Under the licensing agreement, Tiziana will be responsible for future development costs for milciclib in thymoma / thymic epithelial tumours and in any additional indications, including hepatocellular carcinoma and breast cancer. Tiziana will entrust the manufacturing and the performance of clinical studies for milciclib up to completion of phase II to Nerviano.
“We are delighted to enter into this agreement with Tiziana Life Sciences, as a further recognition of our research approach and the value of our pipeline,” said Luciano Baielli, CEO of Nerviano. “As a group, Nerviano is, in fact, actively building alliances to strengthen the development of our projects and offer new therapeutic options for physicians and patients’ unmet needs. Our goal is to lead innovation in oncology and I am confident that our recognised expertise as a provider of integrated R&D capabilities will lead to a further significant new hope for cancer patients."

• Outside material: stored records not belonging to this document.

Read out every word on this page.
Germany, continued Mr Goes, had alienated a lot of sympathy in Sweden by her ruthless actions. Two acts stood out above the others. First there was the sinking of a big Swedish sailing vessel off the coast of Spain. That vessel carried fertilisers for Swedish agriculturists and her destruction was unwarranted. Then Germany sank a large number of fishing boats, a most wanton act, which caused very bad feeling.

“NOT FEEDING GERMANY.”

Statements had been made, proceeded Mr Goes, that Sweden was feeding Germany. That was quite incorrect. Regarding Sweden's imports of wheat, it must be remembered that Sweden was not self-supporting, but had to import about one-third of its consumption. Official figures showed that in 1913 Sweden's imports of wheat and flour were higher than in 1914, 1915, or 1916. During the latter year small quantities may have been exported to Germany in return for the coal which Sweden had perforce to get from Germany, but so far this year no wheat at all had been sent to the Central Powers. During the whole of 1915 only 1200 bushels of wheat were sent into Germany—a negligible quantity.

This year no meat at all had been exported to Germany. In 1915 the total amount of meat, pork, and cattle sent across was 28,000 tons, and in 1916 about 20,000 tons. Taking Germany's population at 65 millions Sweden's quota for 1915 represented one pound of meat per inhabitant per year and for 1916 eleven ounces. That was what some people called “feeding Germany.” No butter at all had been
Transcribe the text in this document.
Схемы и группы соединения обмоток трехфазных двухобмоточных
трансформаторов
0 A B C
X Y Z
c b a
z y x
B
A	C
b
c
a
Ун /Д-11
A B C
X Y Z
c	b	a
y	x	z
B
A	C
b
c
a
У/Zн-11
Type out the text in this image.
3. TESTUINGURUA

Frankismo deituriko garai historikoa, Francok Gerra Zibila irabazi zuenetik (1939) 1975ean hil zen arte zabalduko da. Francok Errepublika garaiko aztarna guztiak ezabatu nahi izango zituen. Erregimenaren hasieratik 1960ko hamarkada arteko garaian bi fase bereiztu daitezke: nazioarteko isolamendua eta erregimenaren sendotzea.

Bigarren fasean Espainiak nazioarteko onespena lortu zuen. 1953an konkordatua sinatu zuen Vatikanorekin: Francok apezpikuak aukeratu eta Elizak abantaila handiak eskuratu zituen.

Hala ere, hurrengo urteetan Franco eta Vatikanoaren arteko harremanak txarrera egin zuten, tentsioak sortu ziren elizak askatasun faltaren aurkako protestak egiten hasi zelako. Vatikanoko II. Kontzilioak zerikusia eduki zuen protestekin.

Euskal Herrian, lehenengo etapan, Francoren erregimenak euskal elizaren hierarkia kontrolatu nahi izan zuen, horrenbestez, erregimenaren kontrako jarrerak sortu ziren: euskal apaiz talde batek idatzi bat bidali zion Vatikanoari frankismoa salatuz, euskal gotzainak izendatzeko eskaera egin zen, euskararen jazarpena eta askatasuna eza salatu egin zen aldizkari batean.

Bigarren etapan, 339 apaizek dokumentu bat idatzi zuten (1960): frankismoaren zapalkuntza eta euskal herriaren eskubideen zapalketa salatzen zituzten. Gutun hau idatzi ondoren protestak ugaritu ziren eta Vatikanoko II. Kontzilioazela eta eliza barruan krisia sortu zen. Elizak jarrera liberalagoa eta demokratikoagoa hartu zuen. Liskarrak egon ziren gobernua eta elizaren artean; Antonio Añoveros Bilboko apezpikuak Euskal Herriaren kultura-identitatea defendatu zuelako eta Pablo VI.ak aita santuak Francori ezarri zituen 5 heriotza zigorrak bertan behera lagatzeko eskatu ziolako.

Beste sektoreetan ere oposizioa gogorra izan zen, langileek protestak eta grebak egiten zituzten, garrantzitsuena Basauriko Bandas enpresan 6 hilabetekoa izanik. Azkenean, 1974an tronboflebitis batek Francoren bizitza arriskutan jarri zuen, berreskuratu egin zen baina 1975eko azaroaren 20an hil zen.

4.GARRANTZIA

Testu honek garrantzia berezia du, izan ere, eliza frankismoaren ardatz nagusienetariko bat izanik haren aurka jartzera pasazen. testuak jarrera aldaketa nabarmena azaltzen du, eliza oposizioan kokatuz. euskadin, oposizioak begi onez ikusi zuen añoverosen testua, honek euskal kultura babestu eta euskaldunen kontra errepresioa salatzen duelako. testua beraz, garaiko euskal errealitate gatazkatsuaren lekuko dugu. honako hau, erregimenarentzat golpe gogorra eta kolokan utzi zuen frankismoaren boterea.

About Tiziana Life Sciences
Tiziana Life Sciences plc is a UK biotechnology company that focuses on the discovery and development of novel molecules that treat human disease in oncology and immunology.
The Company has a phase II asset, foralumab, the only fully human engineered anti-human CD3 antibody in clinical development. Foralumab has potential application in a wide range of autoimmune and inflammatory diseases, such as multiple sclerosis, type-1 diabetes (T1D), inflammatory bowel disease (IBD), psoriasis and rheumatoid arthritis, where modulation of a T-cell response is desirable.
Tiziana Life Sciences’ research team has discovered that Bcl-3 has a prominent role in the metastasis of mammary cancers, and has elucidated the mechanism of Bcl-3 action to be a regulator of cancer cell motility. Tiziana has also determined that Bcl-3 inhibition suppresses cell motility in triple-negative, HER-2-positive PR- and ER-positive breast cancer sub-types, suggesting that Bcl-3 may be a master regulator of this metastatic property not only in aggressive breast cancers, but across the clinical spectrum of breast disease.